1306,True,False,False,False,True,False,False,True,False,True,False,True,True,True,True,True,True,True,True
1307,True,True,False,True,True,True,True,False,True,True,False,True,True,True,True,True,True,True,True
1308,True,True,True,True,True,True,True,False,False,True,False,True,True,True,True,True,True,True,True
1309,True,True,False,False,False,False,False,False,False,False,False,True,True,True,True,True,True,True,True


In [19]:
create_plots(arabica_final, 'plots_after_cleaning')

## Identify 
 * Which countries have more than 10 and less than 30 entries?
 * Which is the producer with most entries?
 * What is the mosts common and least common "Processing Method"

In [20]:
counts = arabica_data_cleaned["Country.of.Origin"].value_counts()
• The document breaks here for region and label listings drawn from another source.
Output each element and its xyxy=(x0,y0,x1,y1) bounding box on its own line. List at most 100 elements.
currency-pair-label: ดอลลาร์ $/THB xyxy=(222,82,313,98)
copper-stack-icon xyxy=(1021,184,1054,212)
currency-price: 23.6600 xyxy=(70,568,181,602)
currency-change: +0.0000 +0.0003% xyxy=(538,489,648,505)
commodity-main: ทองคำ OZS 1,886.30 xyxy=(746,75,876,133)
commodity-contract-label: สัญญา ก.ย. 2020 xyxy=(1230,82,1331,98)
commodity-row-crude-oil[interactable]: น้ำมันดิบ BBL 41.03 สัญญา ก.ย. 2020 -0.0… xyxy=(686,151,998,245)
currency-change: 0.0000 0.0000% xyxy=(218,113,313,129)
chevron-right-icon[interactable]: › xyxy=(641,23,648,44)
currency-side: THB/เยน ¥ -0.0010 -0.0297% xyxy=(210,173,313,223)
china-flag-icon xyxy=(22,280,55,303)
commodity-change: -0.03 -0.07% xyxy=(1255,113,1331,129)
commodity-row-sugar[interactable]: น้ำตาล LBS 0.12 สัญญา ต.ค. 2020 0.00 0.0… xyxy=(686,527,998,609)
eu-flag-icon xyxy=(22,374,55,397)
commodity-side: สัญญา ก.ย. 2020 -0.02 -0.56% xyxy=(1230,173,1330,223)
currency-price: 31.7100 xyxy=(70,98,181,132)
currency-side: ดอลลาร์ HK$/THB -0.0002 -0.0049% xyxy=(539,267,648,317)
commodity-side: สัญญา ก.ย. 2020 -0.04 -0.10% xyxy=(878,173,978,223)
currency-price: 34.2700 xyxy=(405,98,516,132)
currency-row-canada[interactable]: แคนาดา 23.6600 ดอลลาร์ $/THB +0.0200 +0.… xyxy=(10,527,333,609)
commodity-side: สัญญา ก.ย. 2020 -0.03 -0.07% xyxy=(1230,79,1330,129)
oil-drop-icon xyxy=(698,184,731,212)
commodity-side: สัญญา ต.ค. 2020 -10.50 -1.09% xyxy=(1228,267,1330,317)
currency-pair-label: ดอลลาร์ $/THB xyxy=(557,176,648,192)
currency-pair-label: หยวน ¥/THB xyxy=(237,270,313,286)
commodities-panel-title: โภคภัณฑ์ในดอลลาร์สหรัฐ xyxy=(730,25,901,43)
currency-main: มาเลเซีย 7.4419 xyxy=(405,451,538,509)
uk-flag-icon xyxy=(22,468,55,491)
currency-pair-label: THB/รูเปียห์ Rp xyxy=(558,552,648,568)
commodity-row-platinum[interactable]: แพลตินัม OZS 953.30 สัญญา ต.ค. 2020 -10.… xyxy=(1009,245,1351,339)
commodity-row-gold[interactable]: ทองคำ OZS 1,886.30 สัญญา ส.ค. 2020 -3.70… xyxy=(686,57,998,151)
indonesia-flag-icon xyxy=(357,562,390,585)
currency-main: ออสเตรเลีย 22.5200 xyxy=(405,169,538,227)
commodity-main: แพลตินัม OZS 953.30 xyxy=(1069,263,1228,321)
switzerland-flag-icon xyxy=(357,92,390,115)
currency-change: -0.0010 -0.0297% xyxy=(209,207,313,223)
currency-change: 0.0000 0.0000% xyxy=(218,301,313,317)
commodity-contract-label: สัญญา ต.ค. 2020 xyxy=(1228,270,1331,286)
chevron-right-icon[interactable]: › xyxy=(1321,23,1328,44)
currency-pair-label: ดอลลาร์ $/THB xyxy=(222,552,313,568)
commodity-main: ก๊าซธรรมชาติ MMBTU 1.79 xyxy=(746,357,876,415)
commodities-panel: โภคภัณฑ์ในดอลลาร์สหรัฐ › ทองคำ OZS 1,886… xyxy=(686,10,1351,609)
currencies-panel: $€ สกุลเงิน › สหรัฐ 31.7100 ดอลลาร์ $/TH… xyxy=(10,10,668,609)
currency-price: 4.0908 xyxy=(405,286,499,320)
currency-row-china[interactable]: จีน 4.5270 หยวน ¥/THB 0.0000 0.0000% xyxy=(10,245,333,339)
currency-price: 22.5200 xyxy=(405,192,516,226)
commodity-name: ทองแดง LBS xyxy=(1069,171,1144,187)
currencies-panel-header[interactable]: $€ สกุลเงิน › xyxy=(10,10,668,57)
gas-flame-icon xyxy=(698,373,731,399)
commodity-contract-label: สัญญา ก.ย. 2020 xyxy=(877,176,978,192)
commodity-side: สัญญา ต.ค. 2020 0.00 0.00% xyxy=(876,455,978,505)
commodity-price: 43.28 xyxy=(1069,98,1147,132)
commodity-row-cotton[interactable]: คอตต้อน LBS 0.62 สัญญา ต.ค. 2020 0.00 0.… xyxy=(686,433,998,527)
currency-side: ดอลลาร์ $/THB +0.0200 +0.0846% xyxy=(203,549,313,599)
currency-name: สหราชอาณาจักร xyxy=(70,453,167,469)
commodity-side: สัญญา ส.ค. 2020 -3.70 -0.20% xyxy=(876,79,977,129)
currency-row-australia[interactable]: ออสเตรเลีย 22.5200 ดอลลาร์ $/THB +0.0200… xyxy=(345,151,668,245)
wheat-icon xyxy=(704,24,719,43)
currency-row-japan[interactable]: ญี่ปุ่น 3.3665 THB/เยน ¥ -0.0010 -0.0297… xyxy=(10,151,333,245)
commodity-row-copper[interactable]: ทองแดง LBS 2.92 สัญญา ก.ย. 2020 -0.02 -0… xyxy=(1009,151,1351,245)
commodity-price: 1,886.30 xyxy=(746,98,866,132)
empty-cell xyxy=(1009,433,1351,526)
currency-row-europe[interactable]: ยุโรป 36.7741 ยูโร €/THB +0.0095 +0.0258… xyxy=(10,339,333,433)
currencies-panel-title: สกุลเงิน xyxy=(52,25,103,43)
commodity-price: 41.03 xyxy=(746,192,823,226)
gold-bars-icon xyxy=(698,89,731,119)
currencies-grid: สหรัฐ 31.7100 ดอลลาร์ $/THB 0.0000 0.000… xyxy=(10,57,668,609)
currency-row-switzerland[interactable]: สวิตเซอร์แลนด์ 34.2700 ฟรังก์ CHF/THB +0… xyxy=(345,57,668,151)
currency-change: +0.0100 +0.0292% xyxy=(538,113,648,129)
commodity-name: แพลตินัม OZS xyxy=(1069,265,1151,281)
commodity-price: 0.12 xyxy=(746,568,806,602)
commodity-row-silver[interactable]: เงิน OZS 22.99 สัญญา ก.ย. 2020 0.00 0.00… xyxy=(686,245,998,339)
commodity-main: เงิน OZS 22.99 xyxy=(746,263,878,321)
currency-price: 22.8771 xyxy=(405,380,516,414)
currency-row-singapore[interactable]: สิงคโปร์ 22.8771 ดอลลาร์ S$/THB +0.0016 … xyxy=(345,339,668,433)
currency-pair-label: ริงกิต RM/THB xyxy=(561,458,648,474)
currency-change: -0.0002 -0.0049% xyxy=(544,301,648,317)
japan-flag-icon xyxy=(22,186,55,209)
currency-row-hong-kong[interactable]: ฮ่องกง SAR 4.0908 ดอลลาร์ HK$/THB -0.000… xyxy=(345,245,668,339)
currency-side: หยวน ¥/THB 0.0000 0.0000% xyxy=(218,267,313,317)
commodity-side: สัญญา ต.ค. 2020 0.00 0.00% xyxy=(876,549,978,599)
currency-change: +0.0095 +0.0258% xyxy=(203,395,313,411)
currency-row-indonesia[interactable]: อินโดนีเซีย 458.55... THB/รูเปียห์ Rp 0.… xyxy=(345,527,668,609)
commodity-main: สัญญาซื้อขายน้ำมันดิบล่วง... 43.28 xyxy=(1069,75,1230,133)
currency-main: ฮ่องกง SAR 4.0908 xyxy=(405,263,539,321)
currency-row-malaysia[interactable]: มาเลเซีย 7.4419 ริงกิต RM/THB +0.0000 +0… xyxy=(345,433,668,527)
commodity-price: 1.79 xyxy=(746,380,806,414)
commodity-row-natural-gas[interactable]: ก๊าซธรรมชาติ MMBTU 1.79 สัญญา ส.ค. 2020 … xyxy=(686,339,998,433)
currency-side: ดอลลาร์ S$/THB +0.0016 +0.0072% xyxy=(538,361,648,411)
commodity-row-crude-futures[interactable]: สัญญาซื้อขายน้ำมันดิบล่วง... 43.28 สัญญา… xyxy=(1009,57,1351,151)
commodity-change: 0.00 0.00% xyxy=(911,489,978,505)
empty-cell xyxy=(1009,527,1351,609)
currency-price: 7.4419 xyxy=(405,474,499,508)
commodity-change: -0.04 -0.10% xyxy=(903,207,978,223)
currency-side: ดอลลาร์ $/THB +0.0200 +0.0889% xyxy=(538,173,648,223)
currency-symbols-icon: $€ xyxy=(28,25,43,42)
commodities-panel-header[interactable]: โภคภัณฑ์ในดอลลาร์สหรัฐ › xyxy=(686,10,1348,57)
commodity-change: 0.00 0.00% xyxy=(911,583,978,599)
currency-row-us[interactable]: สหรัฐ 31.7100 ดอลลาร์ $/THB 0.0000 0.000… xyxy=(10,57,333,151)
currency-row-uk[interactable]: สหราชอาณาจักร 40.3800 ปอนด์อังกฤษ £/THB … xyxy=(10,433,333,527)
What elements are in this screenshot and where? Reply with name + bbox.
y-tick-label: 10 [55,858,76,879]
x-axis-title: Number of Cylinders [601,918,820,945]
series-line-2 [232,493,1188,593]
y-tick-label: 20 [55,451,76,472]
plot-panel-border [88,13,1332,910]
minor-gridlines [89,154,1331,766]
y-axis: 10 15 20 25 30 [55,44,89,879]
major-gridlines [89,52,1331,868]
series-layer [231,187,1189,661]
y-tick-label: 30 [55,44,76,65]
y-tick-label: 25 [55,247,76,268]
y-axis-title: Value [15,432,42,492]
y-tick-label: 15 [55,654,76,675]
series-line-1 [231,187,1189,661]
counts = counts[10 < counts]
counts = counts[counts < 30]

print(f'The countires with entries between 10 an 30 are: \n{counts}')

The countires with entries between 10 an 30 are: 
Uganda         26
Nicaragua      26
Kenya          25
El Salvador    21
Indonesia      20
China          16
Malawi         11
Name: Country.of.Origin, dtype: int64


In [21]:
counts_producer = arabica_data_cleaned["Producer"].value_counts()

print(f'The producer with the most entries is {counts_producer[0:1]}.')

The producer with the most entries is La Plata    30
Name: Producer, dtype: int64.


In [22]:
count_process_method = arabica_data_cleaned["Processing.Method"].value_counts()

print(f'The most favorite processing method is {count_process_method[0:1]}.')
print(f'The least favorite processing method is {count_process_method[len(count_process_method)-1:len(count_process_method)]}.')

The most favorite processing method is Washed / Wet    812
Name: Processing.Method, dtype: int64.
The least favorite processing method is Pulped natural / honey    14
Name: Processing.Method, dtype: int64.